FAA Error Reporting Gives Amnesty for Sleeping, Report Says

A U.S. Federal Aviation Administration program created for early detection of safety problems has been used by some air-traffic controllers to escape punishment for sleeping on duty, a report said.

Controllers have been allowed to report poor personal conduct rather than the kind of performance problems the program was intended to find, the Transportation Department inspector general’s office said today.

“The intent of the reporting program is to improve aviation safety, not to provide amnesty to controllers who like to watch movies or take a nap while on the job,” said Representative John Mica, chairman of the House Transportation and Infrastructure Committee.

The FAA program, known as Air Traffic Safety Action, was modeled on successful programs at airlines. It was intended to discover potential systemic safety risks before they become serious.
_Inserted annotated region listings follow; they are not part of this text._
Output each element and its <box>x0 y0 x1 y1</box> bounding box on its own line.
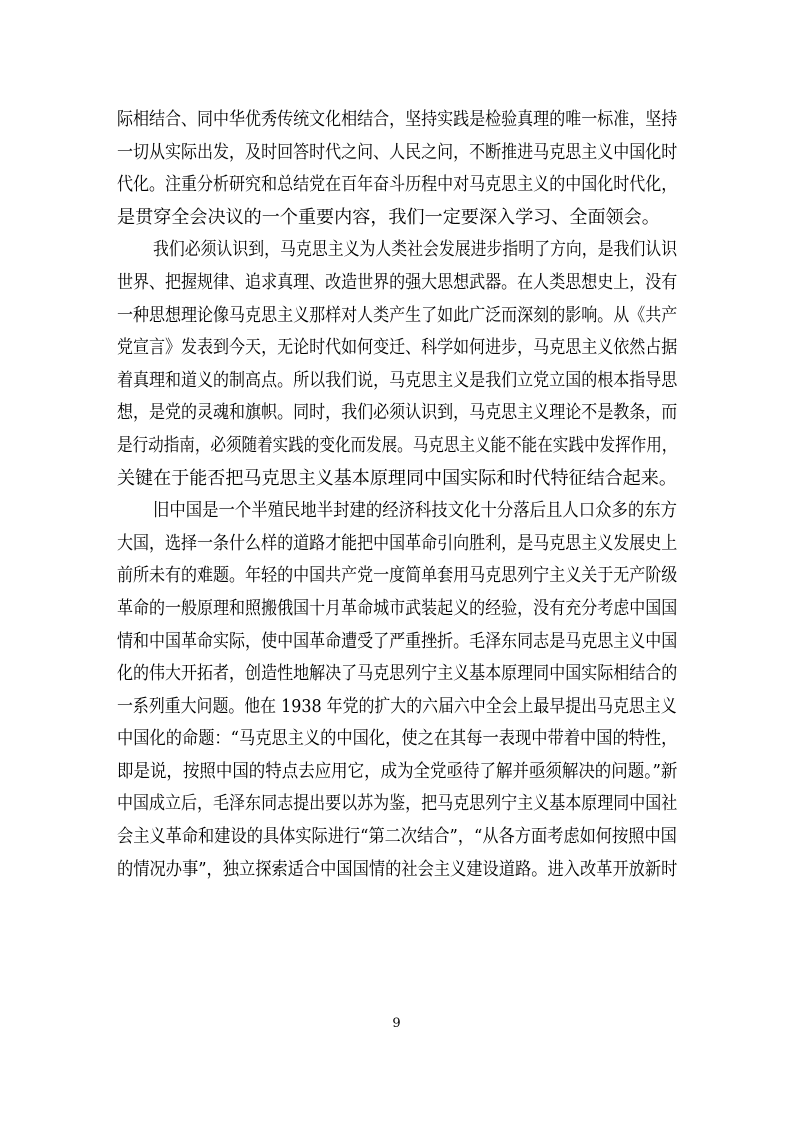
text-line: 前所未有的难题。年轻的中国共产党一度简单套用马克思列宁主义关于无产阶级 <box>117 565 678 587</box>
text-line: 即是说，按照中国的特点去应用它，成为全党亟待了解并亟须解决的问题。”新 <box>117 760 678 782</box>
text-line: 是贯穿全会决议的一个重要内容，我们一定要深入学习、全面领会。 <box>117 206 660 228</box>
text-line: 想，是党的灵魂和旗帜。同时，我们必须认识到，马克思主义理论不是教条，而 <box>117 402 678 424</box>
text-line: 党宣言》发表到今天，无论时代如何变迁、科学如何进步，马克思主义依然占据 <box>117 337 678 359</box>
page-number: 9 <box>392 1016 401 1031</box>
text-line: 代化。注重分析研究和总结党在百年奋斗历程中对马克思主义的中国化时代化， <box>117 174 678 196</box>
body-text <box>117 104 677 886</box>
text-line: 一切从实际出发，及时回答时代之问、人民之问，不断推进马克思主义中国化时 <box>117 141 678 163</box>
text-line: 革命的一般原理和照搬俄国十月革命城市武装起义的经验，没有充分考虑中国国 <box>117 597 678 619</box>
text-line: 一种思想理论像马克思主义那样对人类产生了如此广泛而深刻的影响。从《共产 <box>117 304 678 326</box>
text-line: 一系列重大问题。他在 1938 年党的扩大的六届六中全会上最早提出马克思主义 <box>117 695 677 717</box>
text-line: 中国化的命题：“马克思主义的中国化，使之在其每一表现中带着中国的特性， <box>117 728 678 750</box>
text-line: 际相结合、同中华优秀传统文化相结合，坚持实践是检验真理的唯一标准，坚持 <box>117 109 678 130</box>
text-line: 的情况办事”，独立探索适合中国国情的社会主义建设道路。进入改革开放新时 <box>117 858 678 880</box>
text-line: 关键在于能否把马克思主义基本原理同中国实际和时代特征结合起来。 <box>117 467 677 489</box>
paragraph-first-line: 旧中国是一个半殖民地半封建的经济科技文化十分落后且人口众多的东方 <box>153 500 678 522</box>
text-line: 情和中国革命实际，使中国革命遭受了严重挫折。毛泽东同志是马克思主义中国 <box>117 630 678 652</box>
text-line: 大国，选择一条什么样的道路才能把中国革命引向胜利，是马克思主义发展史上 <box>117 532 678 554</box>
text-line: 着真理和道义的制高点。所以我们说，马克思主义是我们立党立国的根本指导思 <box>117 369 678 391</box>
text-line: 是行动指南，必须随着实践的变化而发展。马克思主义能不能在实践中发挥作用， <box>117 434 678 456</box>
text-line: 中国成立后，毛泽东同志提出要以苏为鉴，把马克思列宁主义基本原理同中国社 <box>117 793 678 815</box>
text-line: 会主义革命和建设的具体实际进行“第二次结合”，“从各方面考虑如何按照中国 <box>117 826 677 848</box>
text-line: 化的伟大开拓者，创造性地解决了马克思列宁主义基本原理同中国实际相结合的 <box>117 663 678 685</box>
text-line: 世界、把握规律、追求真理、改造世界的强大思想武器。在人类思想史上，没有 <box>117 271 678 293</box>
paragraph-first-line: 我们必须认识到，马克思主义为人类社会发展进步指明了方向，是我们认识 <box>153 239 678 261</box>
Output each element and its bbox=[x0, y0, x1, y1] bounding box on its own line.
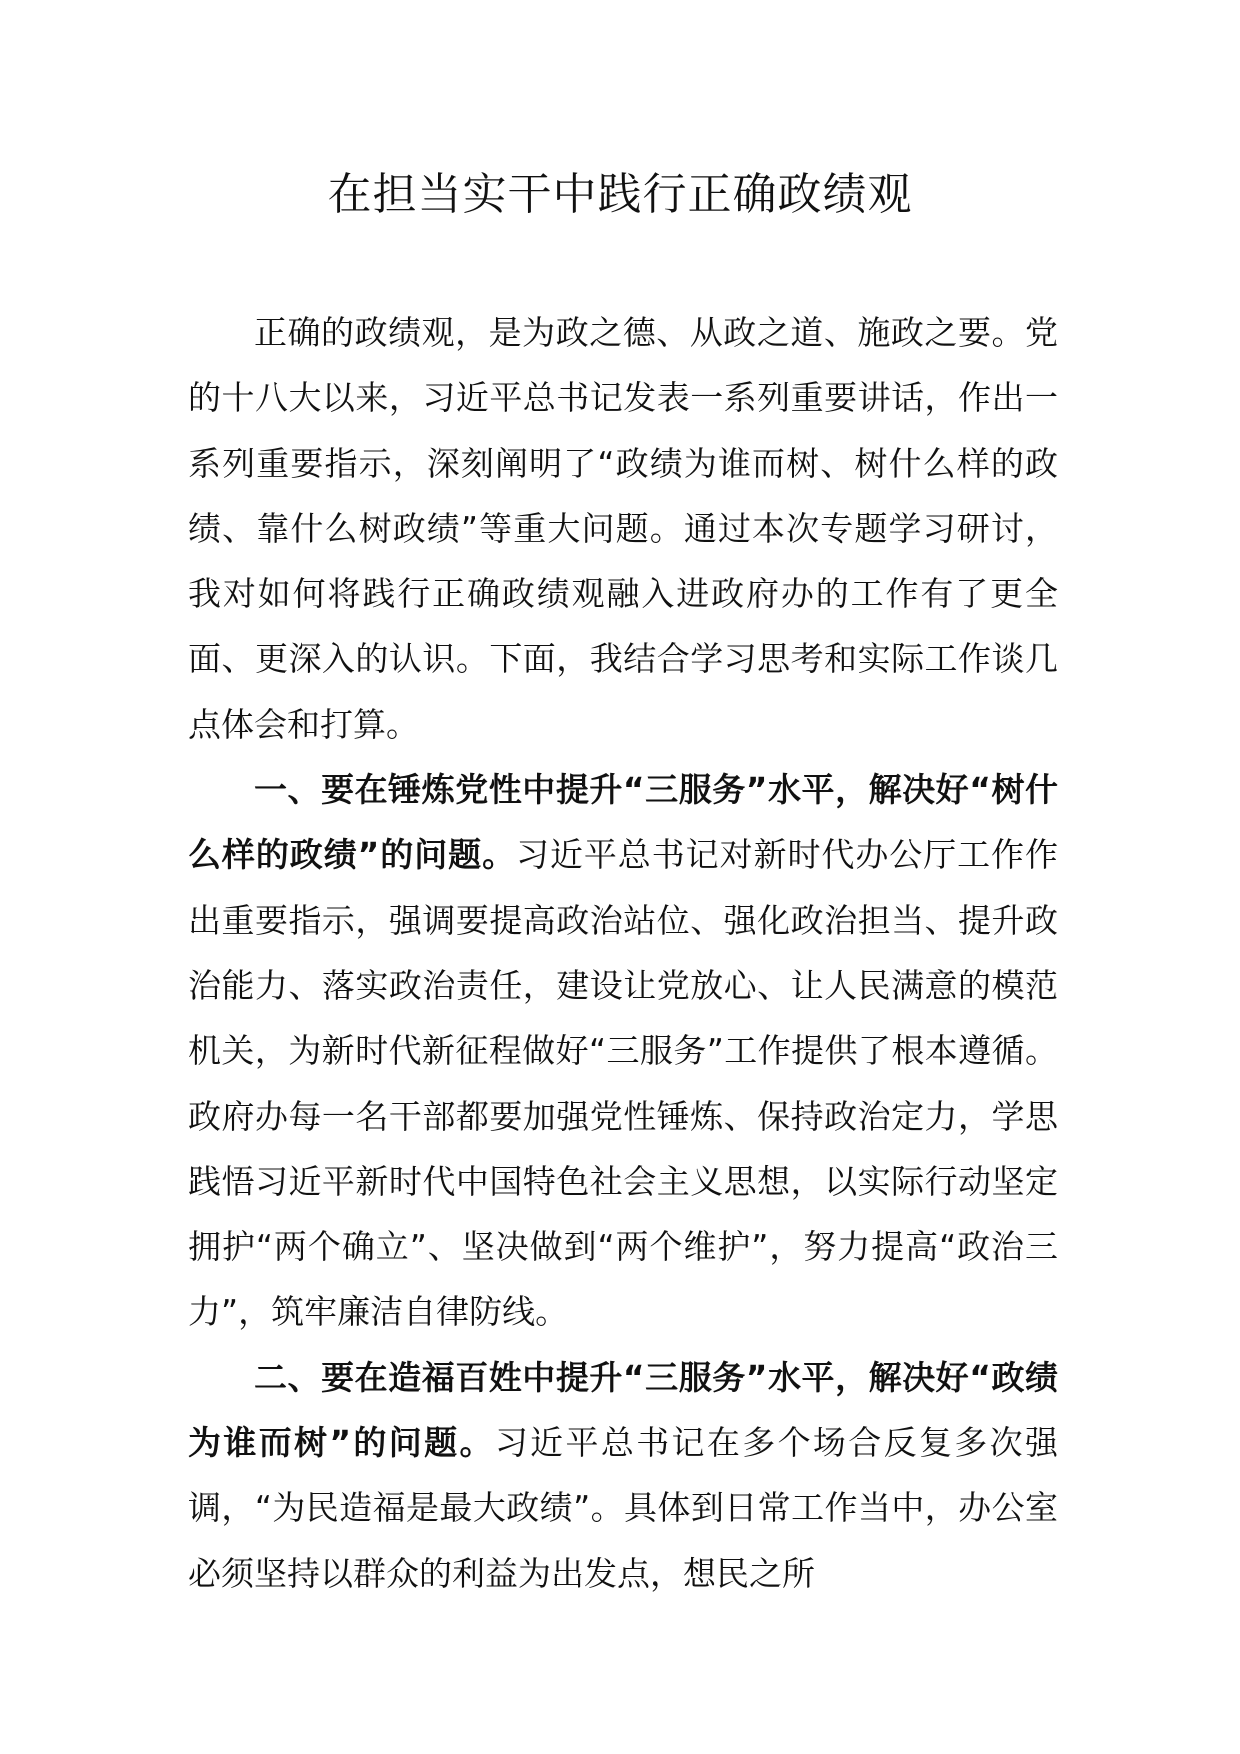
paragraph-point-two bbox=[188, 1345, 1058, 1606]
document-body bbox=[188, 300, 1058, 1606]
paragraph-intro bbox=[188, 300, 1058, 757]
page-title: 在担当实干中践行正确政绩观 bbox=[327, 169, 913, 220]
paragraph-text: 习近平总书记在多个场合反复多次强调，“为民造福是最大政绩”。具体到日常工作当中，办公室必须坚持以群众的利益为出发点，想民之所 bbox=[188, 1423, 1058, 1593]
paragraph-lead: 一、要在锤炼党性中提升“三服务”水平，解决好“树什么样的政绩”的问题。 bbox=[188, 770, 1058, 875]
paragraph-point-one bbox=[188, 757, 1058, 1345]
paragraph-text: 正确的政绩观，是为政之德、从政之道、施政之要。党的十八大以来，习近平总书记发表一系列重要讲话，作出一系列重要指示，深刻阐明了“政绩为谁而树、树什么样的政绩、靠什么树政绩”等重大问题。通过本次专题学习研讨，我对如何将践行正确政绩观融入进政府办的工作有了更全面、更深入的认识。下面，我结合学习思考和实际工作谈几点体会和打算。 bbox=[188, 313, 1058, 744]
paragraph-lead: 二、要在造福百姓中提升“三服务”水平，解决好“政绩为谁而树”的问题。 bbox=[188, 1357, 1058, 1463]
paragraph-text: 习近平总书记对新时代办公厅工作作出重要指示，强调要提高政治站位、强化政治担当、提升政治能力、落实政治责任，建设让党放心、让人民满意的模范机关，为新时代新征程做好“三服务”工作提供了根本遵循。政府办每一名干部都要加强党性锤炼、保持政治定力，学思践悟习近平新时代中国特色社会主义思想，以实际行动坚定拥护“两个确立”、坚决做到“两个维护”，努力提高“政治三力”，筑牢廉洁自律防线。 bbox=[188, 835, 1058, 1332]
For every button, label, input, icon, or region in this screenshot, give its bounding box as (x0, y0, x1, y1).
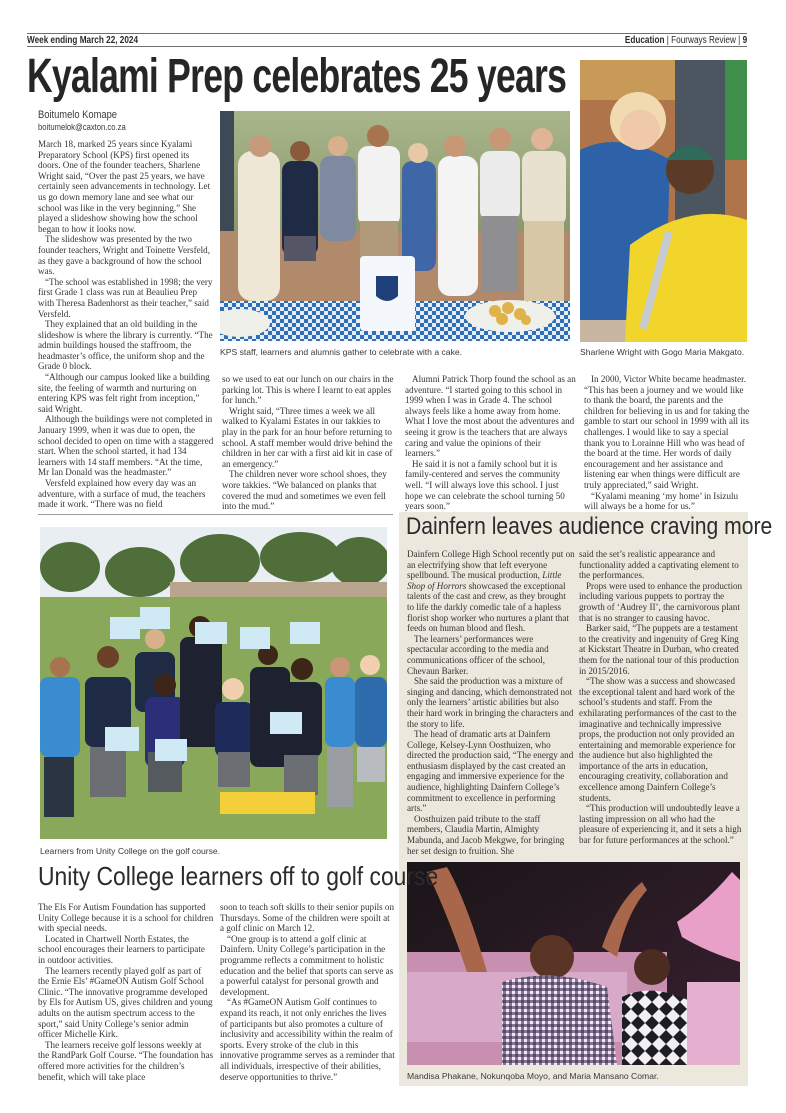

The FAA encouraged reporting of performance lapses by preventing controllers from being punished as retribution for making reports.

The program shows promise as a tool to promote increased safety reporting, the inspector general said.

In a small number of the 41,000 reports filed through December, the FAA allowed employees to report falling asleep, viewing a personal video player while at their positions and refusing to take handoffs of responsibility for flights in a timely manner, making them immune from disciplinary action, the inspector general said.

Amnesty Perception

“Accepting reports of this nature may lead to the incorrect perception that ATSAP is an amnesty program where reports are automatically accepted,” according to the report.

More than 60 percent of the 21,462 U.S. air traffic control employees who are eligible to make reports have submitted at least one to the program, the National Air Traffic Controllers Association said in a statement today.

“The bottom line is that since the beginning of implementation in 2008, no other safety program has identified and fixed more local and systemic problems,” Steve Hansen, chairman of the labor union’s safety committee, said in a statement that didn’t address the criticisms about misuse of the program.

At least five FAA air traffic controllers were reported to be sleeping on the job last year. Transportation Secretary Ray LaHood pledged to fire three air traffic controllers caught sleeping in Seattle, Miami and Knoxville.